De regreso en su cubículo, Carlos recrimina al nieto, ¿de dónde sacaste esa idea, por qué dijiste eso? Un desfile de furtivos compañeros, de uno en uno y desconociéndose entre sí, se acercan para felicitarlo, estrechar la mano del chico que los revindicó, y dejar una palmada de solidaridad sobre el hombro de Carlos, llevo años deseando decirle eso al jefe –le dicen.
Tenía 30 años haciendo de gallina, cada viernes de cada semana y las voces yendo a casa consigo, permeando su cuerpo, cada noche de cada día, y su voz respondiendo, estoy bien mujer, el trabajo va bien. Todo bien mujer, todo bien –otro viernes de gallina, calla para sí.
Eva M. Vergara
(Foto de Rodolfo Martínez Sotomayor)
Eva M. Vergara (La Habana, Cuba, 1966) llegó a los Estados Unidos en 1989. Cursó estudios de Literatura Inglesa en el Miami Dade College. Ha publicado el libro de relatos, Mirada desde un submarino blanco (Editorial Silueta, 2009). Uno de sus cuentos fue incluido en Palabras por un joven suicida (Editorial Silueta, 2006). Este relato pertenece al cuaderno inédito Ceremonia de salutación.

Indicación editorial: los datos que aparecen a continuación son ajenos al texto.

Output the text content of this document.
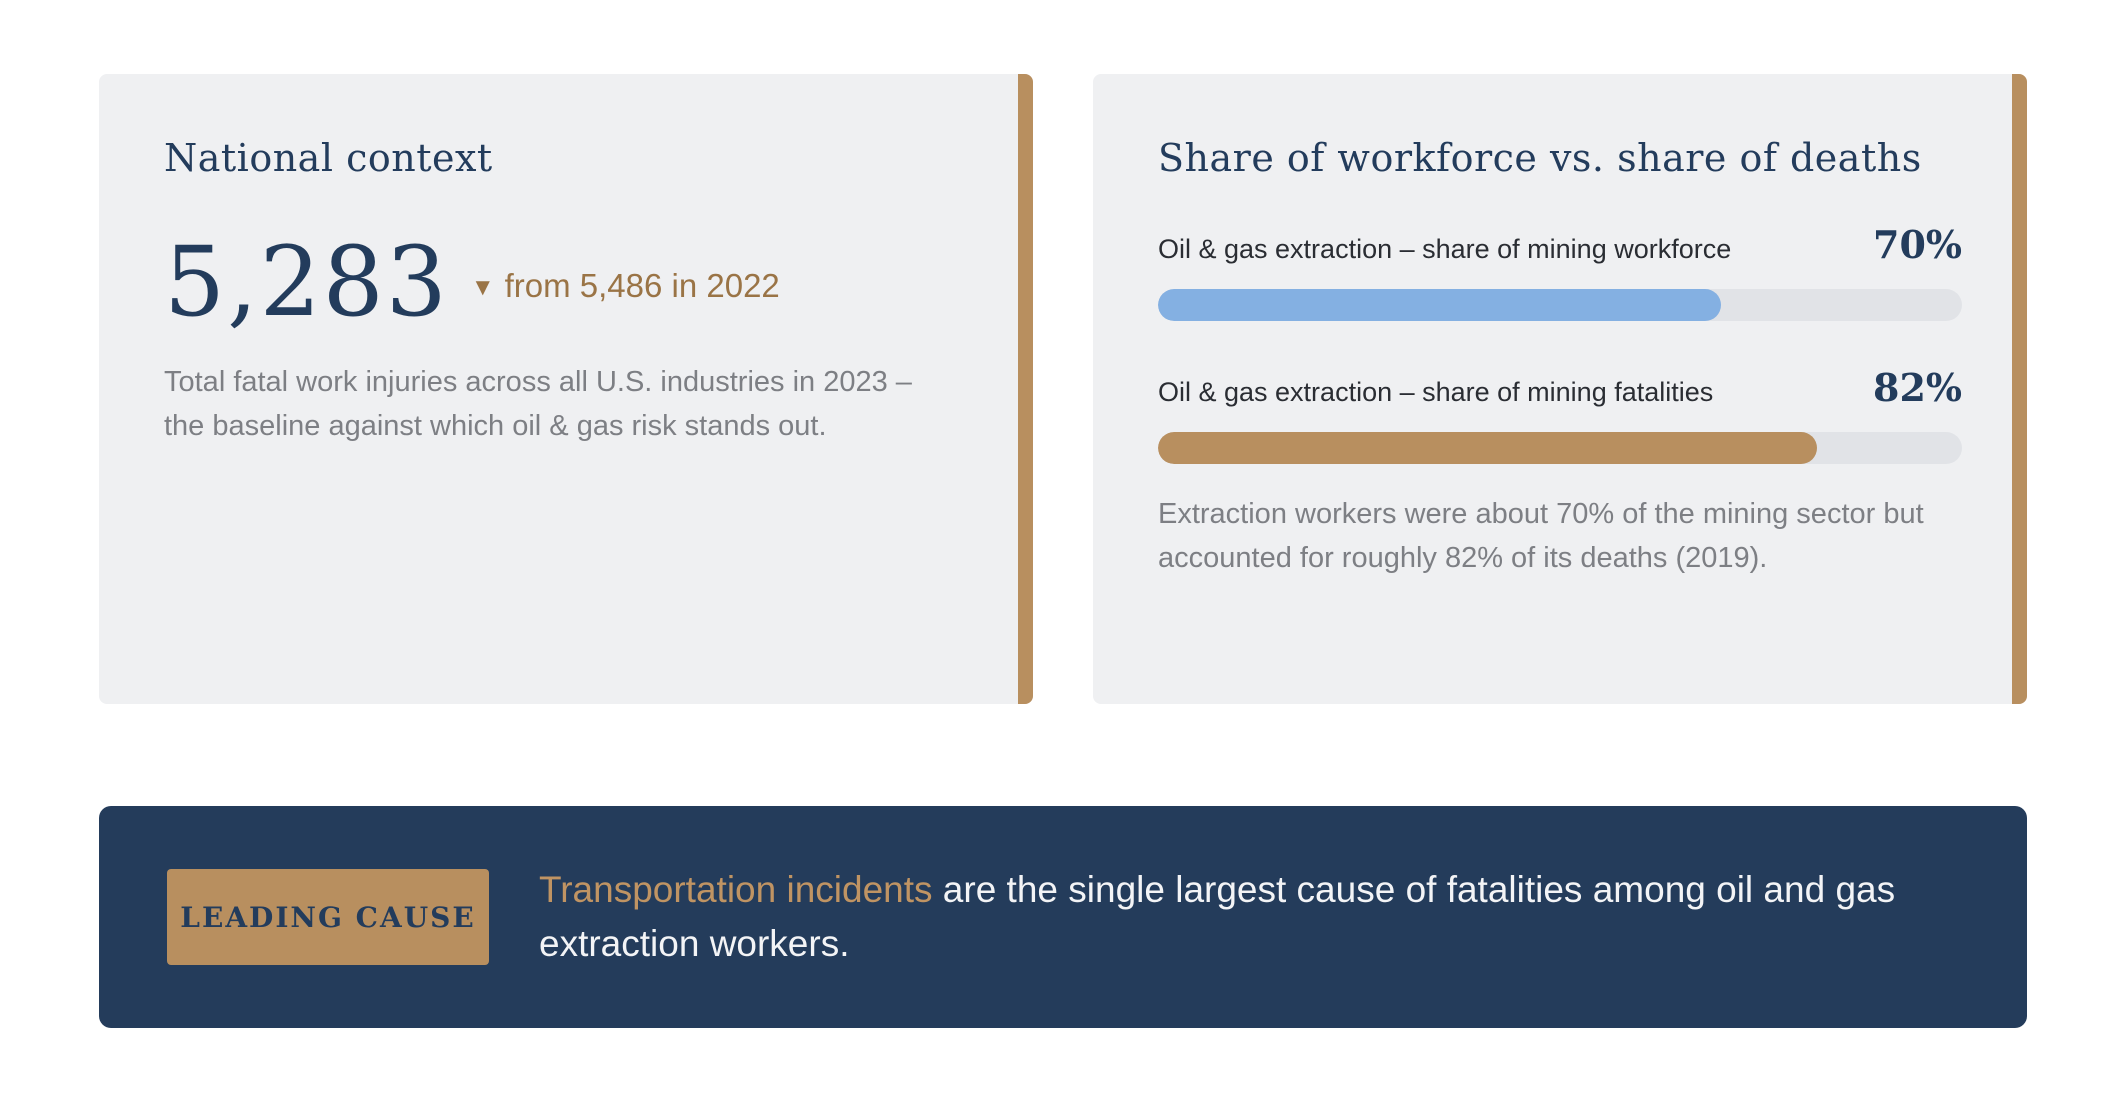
National context
5,283 ▼ from 5,486 in 2022
Total fatal work injuries across all U.S. industries in 2023 – the baseline against which oil & gas risk stands out.
Share of workforce vs. share of deaths
Oil & gas extraction – share of mining workforce	70%
Oil & gas extraction – share of mining fatalities	82%
Extraction workers were about 70% of the mining sector but accounted for roughly 82% of its deaths (2019).
LEADING CAUSE
Transportation incidents are the single largest cause of fatalities among oil and gas extraction workers.
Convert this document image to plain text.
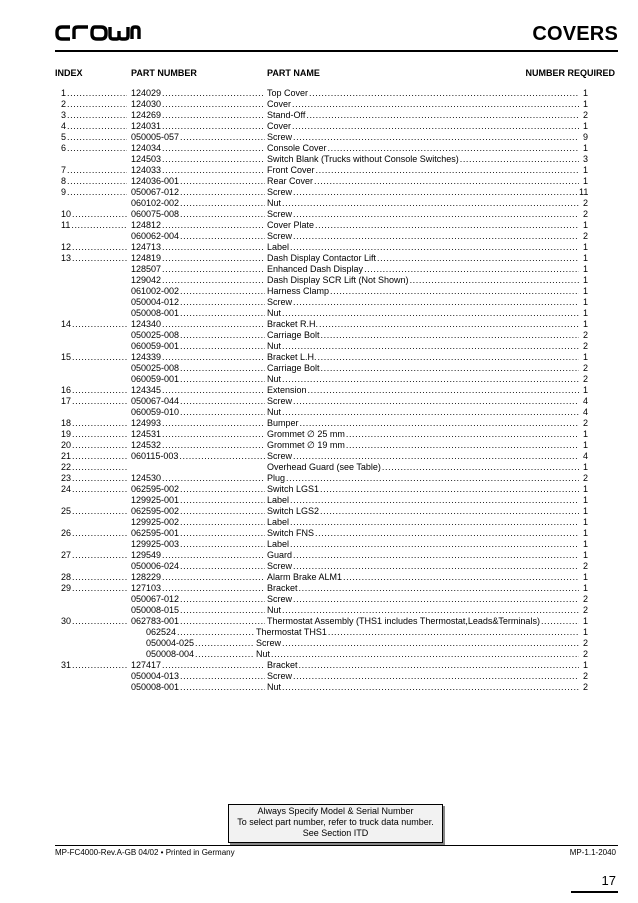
COVERS
INDEX	PART NUMBER	PART NAME	NUMBER REQUIRED
1 .....	124029 .....	Top Cover .....	1
2 .....	124030 .....	Cover .....	1
3 .....	124269 .....	Stand-Off .....	2
4 .....	124031 .....	Cover .....	1
5 .....	050005-057 .....	Screw .....	9
6 .....	124034 .....	Console Cover .....	1
124503 .....	Switch Blank (Trucks without Console Switches) .....	3
7 .....	124033 .....	Front Cover .....	1
8 .....	124036-001 .....	Rear Cover .....	1
9 .....	050067-012 .....	Screw .....	11
060102-002 .....	Nut .....	2
10 .....	060075-008 .....	Screw .....	2
11 .....	124812 .....	Cover Plate .....	1
060062-004 .....	Screw .....	2
12 .....	124713 .....	Label .....	1
13 .....	124819 .....	Dash Display Contactor Lift .....	1
128507 .....	Enhanced Dash Display .....	1
129042 .....	Dash Display SCR Lift (Not Shown) .....	1
061002-002 .....	Harness Clamp .....	1
050004-012 .....	Screw .....	1
050008-001 .....	Nut .....	1
14 .....	124340 .....	Bracket R.H. .....	1
050025-008 .....	Carriage Bolt .....	2
060059-001 .....	Nut .....	2
15 .....	124339 .....	Bracket L.H. .....	1
050025-008 .....	Carriage Bolt .....	2
060059-001 .....	Nut .....	2
16 .....	124345 .....	Extension .....	1
17 .....	050067-044 .....	Screw .....	4
060059-010 .....	Nut .....	4
18 .....	124993 .....	Bumper .....	2
19 .....	124531 .....	Grommet ∅ 25 mm .....	1
20 .....	124532 .....	Grommet ∅ 19 mm .....	1
21 .....	060115-003 .....	Screw .....	4
22 .....	Overhead Guard (see Table) .....	1
23 .....	124530 .....	Plug .....	2
24 .....	062595-002 .....	Switch LGS1 .....	1
129925-001 .....	Label .....	1
25 .....	062595-002 .....	Switch LGS2 .....	1
129925-002 .....	Label .....	1
26 .....	062595-001 .....	Switch FNS .....	1
129925-003 .....	Label .....	1
27 .....	129549 .....	Guard .....	1
050006-024 .....	Screw .....	2
28 .....	128229 .....	Alarm Brake ALM1 .....	1
29 .....	127103 .....	Bracket .....	1
050067-012 .....	Screw .....	2
050008-015 .....	Nut .....	2
30 .....	062783-001 .....	Thermostat Assembly (THS1 includes Thermostat,Leads&Terminals) .....	1
062524 .....	Thermostat THS1 .....	1
050004-025 .....	Screw .....	2
050008-004 .....	Nut .....	2
31 .....	127417 .....	Bracket .....	1
050004-013 .....	Screw .....	2
050008-001 .....	Nut .....	2
Always Specify Model & Serial Number
To select part number, refer to truck data number.
See Section ITD
MP-FC4000-Rev.A-GB 04/02 • Printed in Germany	MP-1.1-2040
17
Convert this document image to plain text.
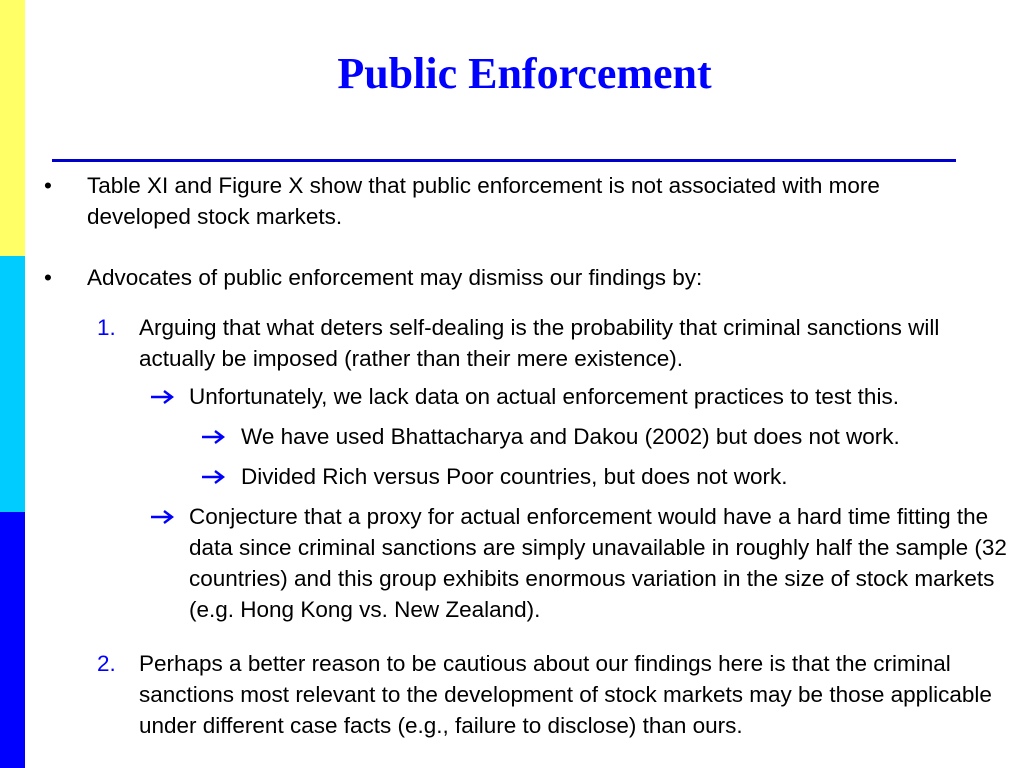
Public Enforcement
• Table XI and Figure X show that public enforcement is not associated with more developed stock markets.
• Advocates of public enforcement may dismiss our findings by:
1. Arguing that what deters self-dealing is the probability that criminal sanctions will actually be imposed (rather than their mere existence).
Unfortunately, we lack data on actual enforcement practices to test this.
We have used Bhattacharya and Dakou (2002) but does not work.
Divided Rich versus Poor countries, but does not work.
Conjecture that a proxy for actual enforcement would have a hard time fitting the data since criminal sanctions are simply unavailable in roughly half the sample (32 countries) and this group exhibits enormous variation in the size of stock markets (e.g. Hong Kong vs. New Zealand).
2. Perhaps a better reason to be cautious about our findings here is that the criminal sanctions most relevant to the development of stock markets may be those applicable under different case facts (e.g., failure to disclose) than ours.
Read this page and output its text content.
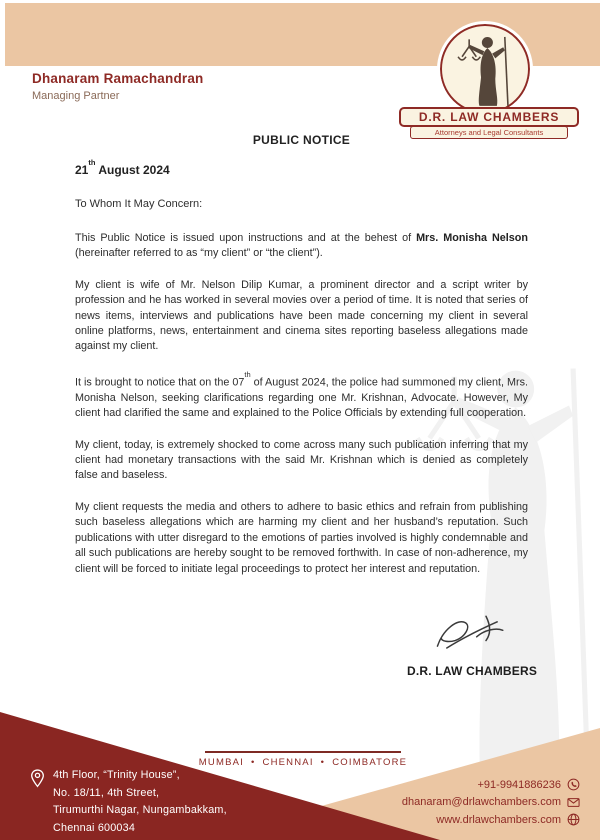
Dhanaram Ramachandran
Managing Partner
D.R. LAW CHAMBERS
Attorneys and Legal Consultants
PUBLIC NOTICE
21th August 2024
To Whom It May Concern:

This Public Notice is issued upon instructions and at the behest of Mrs. Monisha Nelson (hereinafter referred to as “my client” or “the client”).

My client is wife of Mr. Nelson Dilip Kumar, a prominent director and a script writer by profession and he has worked in several movies over a period of time. It is noted that series of news items, interviews and publications have been made concerning my client in several online platforms, news, entertainment and cinema sites reporting baseless allegations made against my client.

It is brought to notice that on the 07th of August 2024, the police had summoned my client, Mrs. Monisha Nelson, seeking clarifications regarding one Mr. Krishnan, Advocate. However, My client had clarified the same and explained to the Police Officials by extending full cooperation.

My client, today, is extremely shocked to come across many such publication inferring that my client had monetary transactions with the said Mr. Krishnan which is denied as completely false and baseless.

My client requests the media and others to adhere to basic ethics and refrain from publishing such baseless allegations which are harming my client and her husband’s reputation. Such publications with utter disregard to the emotions of parties involved is highly condemnable and all such publications are hereby sought to be removed forthwith. In case of non-adherence, my client will be forced to initiate legal proceedings to protect her interest and reputation.

D.R. LAW CHAMBERS
MUMBAI • CHENNAI • COIMBATORE
4th Floor, “Trinity House”,
No. 18/11, 4th Street,
Tirumurthi Nagar, Nungambakkam,
Chennai 600034
+91-9941886236
dhanaram@drlawchambers.com
www.drlawchambers.com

Eva has descrito la tragicomedia de muchas vidas que se niegan a si mismos para vivir una vida ajena.La resignación ,el miedo,el sueño de la vida correcta. Excelente relato.Mi en hora buena.
Muy buen cuento. «El rey está desnudo», y el niño fue el único que se atrevió a decirlo. Me encanta la sinceridad de los niños y me ha encantado este relato. Evita siempre me sorprende. Felicidades, amiga.